The geochemistry of asteroidal magmas provides fundamental clues to the processes involved in the origin and early evolution of planetary bodies. Although sulfides are important reservoirs for a diverse suite of major and trace elements, it is currently unclear whether the interiors of asteroid Vesta and the Angrite Parent Body were sulfide liquid saturated during petrogenesis of non-cumulate eucrites and volcanic angrites. To assess the potential of sulfide liquid saturation in the interiors of these bodies, high pressure (P) – temperature (T) experiments were used to quantify the sulfur concentrations at sulfide saturation (SCSS) for volcanic angrites and non-cumulate eucrites. The sulfide-silicate partitioning behavior of various trace elements was simultaneously quantified to study their geochemical behavior at sulfide liquid saturation.

It was found that the measured SCSS values agree well with the SCSS values predicted from a previous thermodynamic model for high-FeO* melts. To assess the possibility of sulfide liquid saturation of the source regions of non-cumulate eucrites and angrites, their S abundances were compared with the calculated SCSS values for their source regions. Results show that if eucritic and angritic source regions were saturated with FeS liquid, significant degassing (> 50–80%) of S must have occurred during or following their magmatic emplacement. Such loss is inconsistent with the S, Cl, Zn and Rb isotopic compositions of non-cumulate eucrites. Sulfide liquid saturation of eucrite and angrite source regions is also excluded from the strongly incompatible behavior of Cu and HSE in non-cumulate eucrites and angrites (Riches et al., 2012).

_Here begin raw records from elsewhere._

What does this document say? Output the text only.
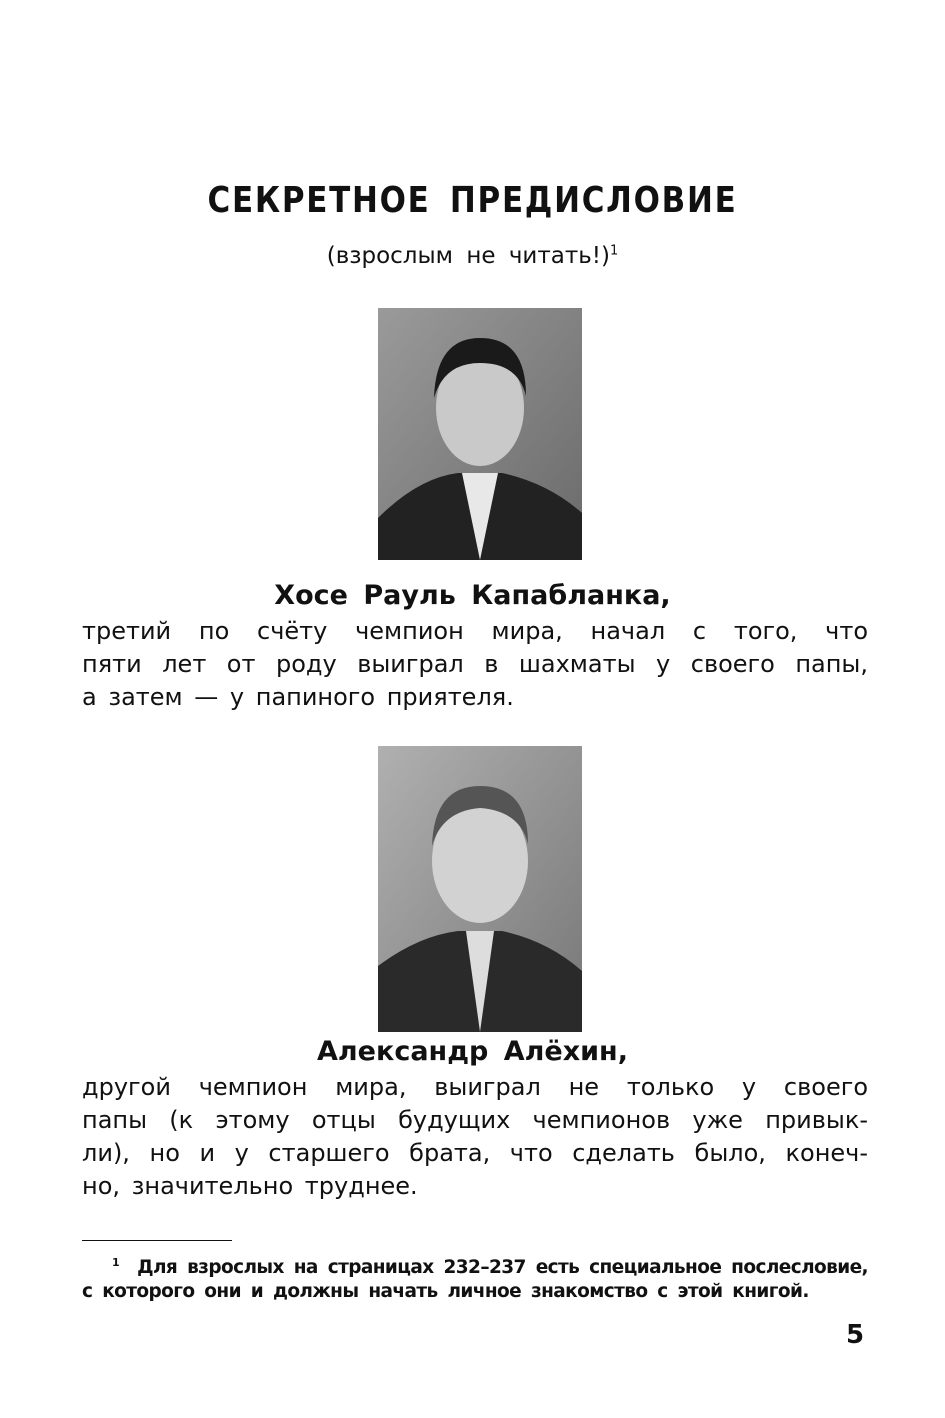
СЕКРЕТНОЕ ПРЕДИСЛОВИЕ
(взрослым не читать!)$^1$
Хосе Рауль Капабланка,
третий по счёту чемпион мира, начал с того, что
пяти лет от роду выиграл в шахматы у своего папы,
а затем — у папиного приятеля.
Александр Алёхин,
другой чемпион мира, выиграл не только у своего
папы (к этому отцы будущих чемпионов уже привык-
ли), но и у старшего брата, что сделать было, конеч-
но, значительно труднее.
$^1$ Для взрослых на страницах 232–237 есть специальное послесловие,
с которого они и должны начать личное знакомство с этой книгой.
5
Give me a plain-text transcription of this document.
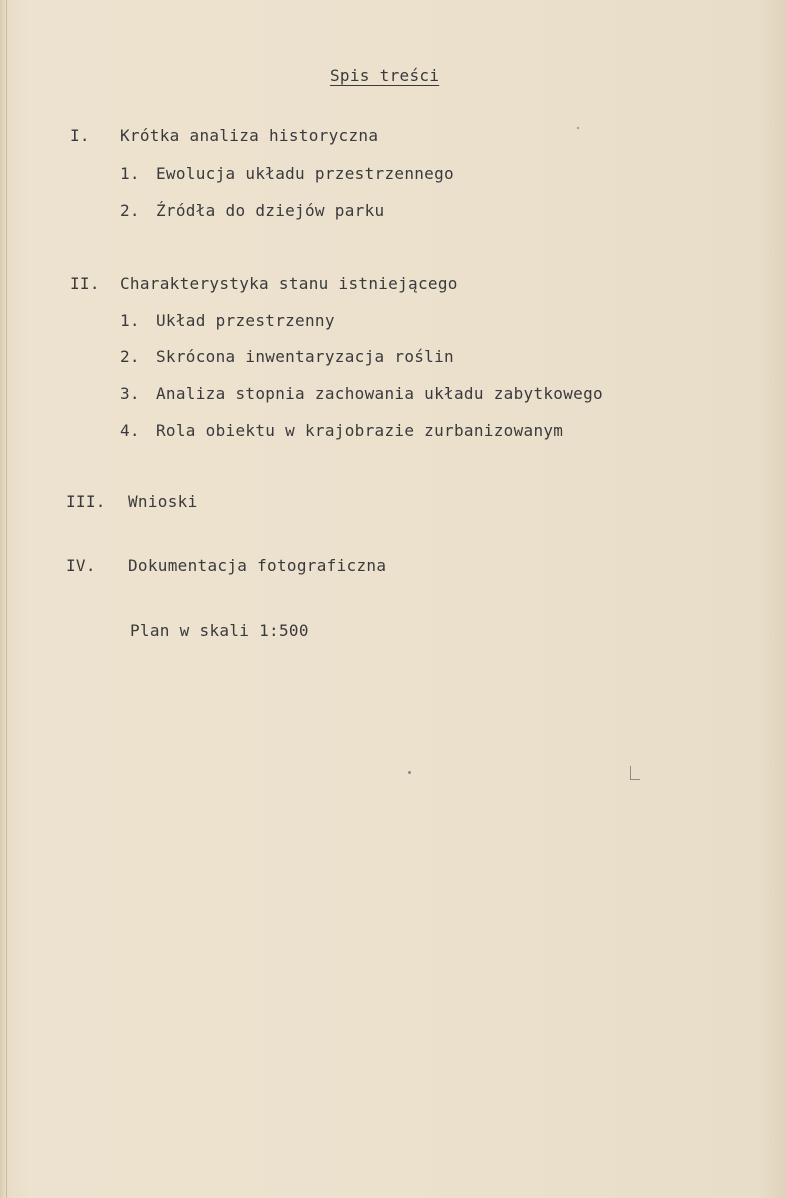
Spis treści
I.	Krótka analiza historyczna
1. Ewolucja układu przestrzennego
2. Źródła do dziejów parku
II.	Charakterystyka stanu istniejącego
1. Układ przestrzenny
2. Skrócona inwentaryzacja roślin
3. Analiza stopnia zachowania układu zabytkowego
4. Rola obiektu w krajobrazie zurbanizowanym
III.	Wnioski
IV.	Dokumentacja fotograficzna
Plan w skali 1:500
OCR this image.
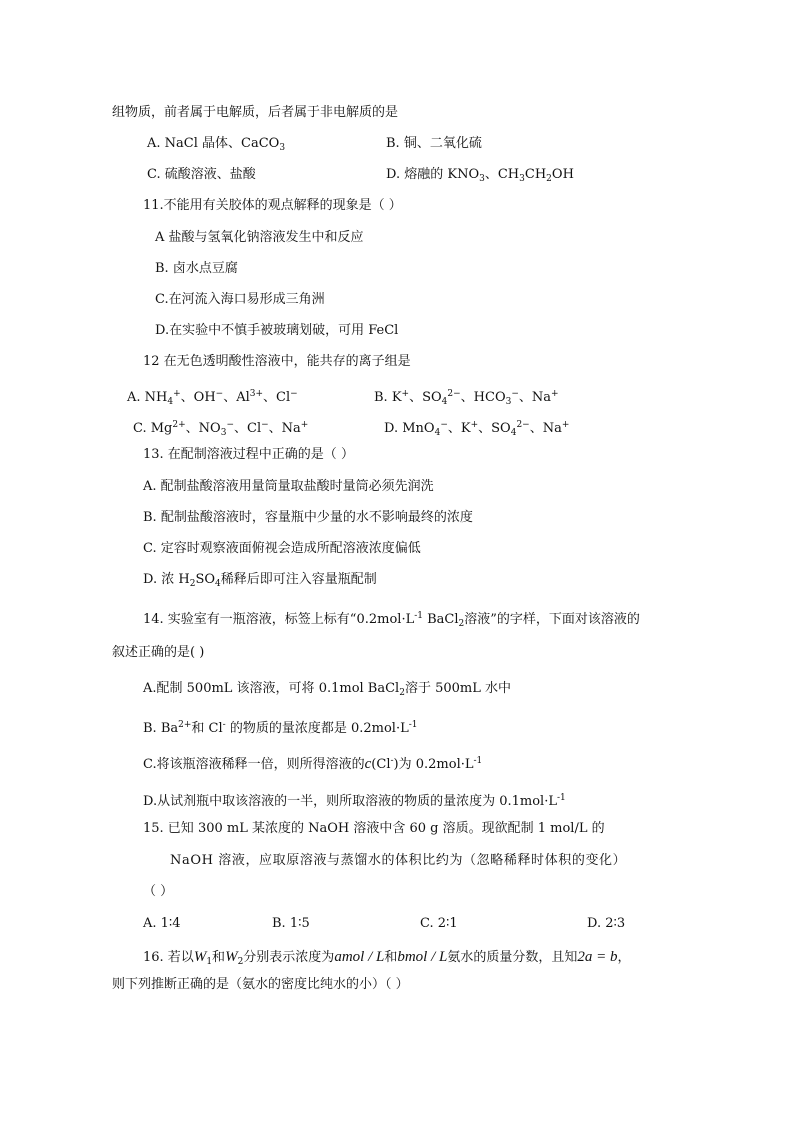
组物质，前者属于电解质，后者属于非电解质的是
A. NaCl 晶体、CaCO$_3$	B. 铜、二氧化硫
C. 硫酸溶液、盐酸	D. 熔融的 $KNO_3$、$CH_3CH_2OH$
11.不能用有关胶体的观点解释的现象是（ ）
A 盐酸与氢氧化钠溶液发生中和反应
B. 卤水点豆腐
C.在河流入海口易形成三角洲
D.在实验中不慎手被玻璃划破，可用 FeCl
12 在无色透明酸性溶液中，能共存的离子组是
A. $NH_4^+$、OH−、$Al^{3+}$、Cl−	B. K+、$SO_4^{2-}$、$HCO_3^-$、Na+
C. $Mg^{2+}$、$NO_3^-$、Cl−、Na+	D. MnO$_4$−、K+、$SO_4^{2-}$、Na+
13. 在配制溶液过程中正确的是（ ）
A. 配制盐酸溶液用量筒量取盐酸时量筒必须先润洗
B. 配制盐酸溶液时，容量瓶中少量的水不影响最终的浓度
C. 定容时观察液面俯视会造成所配溶液浓度偏低
D. 浓 $H_2SO_4$稀释后即可注入容量瓶配制
14. 实验室有一瓶溶液，标签上标有“$0.2mol\cdot L^{-1}$ BaCl$_2$溶液”的字样，下面对该溶液的
叙述正确的是( )
A.配制 500mL 该溶液，可将 0.1mol BaCl$_2$溶于 500mL 水中
B. $Ba^{2+}$和 Cl- 的物质的量浓度都是 $0.2mol\cdot L^{-1}$
C.将该瓶溶液稀释一倍，则所得溶液的c(Cl-)为 $0.2mol\cdot L^{-1}$
D.从试剂瓶中取该溶液的一半，则所取溶液的物质的量浓度为 $0.1mol\cdot L^{-1}$
15. 已知 300 mL 某浓度的 NaOH 溶液中含 60 g 溶质。现欲配制 1 mol/L 的
NaOH 溶液，应取原溶液与蒸馏水的体积比约为（忽略稀释时体积的变化）
（ ）
A. 1∶4	B. 1∶5	C. 2∶1	D. 2∶3
16. 若以$W_1$和$W_2$分别表示浓度为amol / L和bmol / L氨水的质量分数，且知2a = b，
则下列推断正确的是（氨水的密度比纯水的小）（ ）
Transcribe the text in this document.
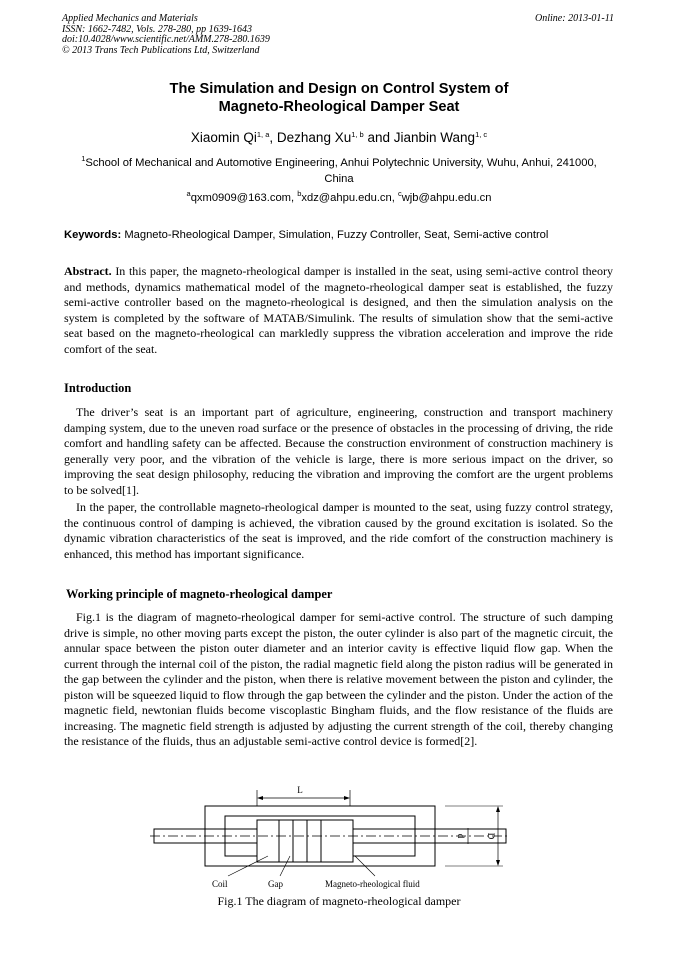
Applied Mechanics and Materials
ISSN: 1662-7482, Vols. 278-280, pp 1639-1643
doi:10.4028/www.scientific.net/AMM.278-280.1639
© 2013 Trans Tech Publications Ltd, Switzerland
Online: 2013-01-11
The Simulation and Design on Control System of
Magneto-Rheological Damper Seat
Xiaomin Qi$^{1, a}$, Dezhang Xu$^{1, b}$ and Jianbin Wang$^{1, c}$
$^1$School of Mechanical and Automotive Engineering, Anhui Polytechnic University, Wuhu, Anhui, 241000, China
$^a$qxm0909@163.com, $^b$xdz@ahpu.edu.cn, $^c$wjb@ahpu.edu.cn
Keywords: Magneto-Rheological Damper, Simulation, Fuzzy Controller, Seat, Semi-active control

Abstract. In this paper, the magneto-rheological damper is installed in the seat, using semi-active control theory and methods, dynamics mathematical model of the magneto-rheological damper seat is established, the fuzzy semi-active controller based on the magneto-rheological is designed, and then the simulation analysis on the system is completed by the software of MATAB/Simulink. The results of simulation show that the semi-active seat based on the magneto-rheological can markledly suppress the vibration acceleration and improve the ride comfort of the seat.

Introduction

The driver’s seat is an important part of agriculture, engineering, construction and transport machinery damping system, due to the uneven road surface or the presence of obstacles in the processing of driving, the ride comfort and handling safety can be affected. Because the construction environment of construction machinery is generally very poor, and the vibration of the vehicle is large, there is more serious impact on the driver, so improving the seat design philosophy, reducing the vibration and improving the comfort are the urgent problems to be solved[1].

In the paper, the controllable magneto-rheological damper is mounted to the seat, using fuzzy control strategy, the continuous control of damping is achieved, the vibration caused by the ground excitation is isolated. So the dynamic vibration characteristics of the seat is improved, and the ride comfort of the construction machinery is enhanced, this method has important significance.

Working principle of magneto-rheological damper

Fig.1 is the diagram of magneto-rheological damper for semi-active control. The structure of such damping drive is simple, no other moving parts except the piston, the outer cylinder is also part of the magnetic circuit, the annular space between the piston outer diameter and an interior cavity is effective liquid flow gap. When the current through the internal coil of the piston, the radial magnetic field along the piston radius will be generated in the gap between the cylinder and the piston, when there is relative movement between the piston and cylinder, the piston will be squeezed liquid to flow through the gap between the cylinder and the piston. Under the action of the magnetic field, newtonian fluids become viscoplastic Bingham fluids, and the flow resistance of the fluids are increasing. The magnetic field strength is adjusted by adjusting the current strength of the coil, thereby changing the resistance of the fluids, thus an adjustable semi-active control device is formed[2].

L
d D
Coil	Gap	Magneto-rheological fluid
Fig.1 The diagram of magneto-rheological damper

Additional calculations were performed to further explore the timing and extent of S loss during crystallization of the Vestan magma ocean. The assumption of chondritic bulk S abundances of bulk Vesta would correspond with extremely high S contents of the eucrite source region(s), even after consideration of depletion of S due to core formation. In light of the S, Cl, Zn and Rb stable isotopic compositions of eucrites, the S abundances in eucrites are most consistent with the hypothesis that the Vestan mantle was already strongly depleted in S (>70–80 %) by the time of Vestan magma ocean crystallization, resulting in more realistic S contents of the eucrite source region(s). The depletion of S could have been established during initial accretion of Vesta or it could simply reflect accretion of volatile depleted components that experienced incomplete condensation (Wu et al., 2018). Modeling of the new experimentally determined sulfide-silicate partition coefficients and previously reported Vestan mantle depletions of the various chalcophile and siderophile elements suggests that sulfide liquid segregation during early Vestan magma ocean crystallization is also unlikely. The lack of sulfide liquid saturation in the source regions of non-cumulate eucrites and angrites, as well as during early Vestan magma ocean solidification, shows that current geochemical models of core formation and late accretion remain valid for these bodies.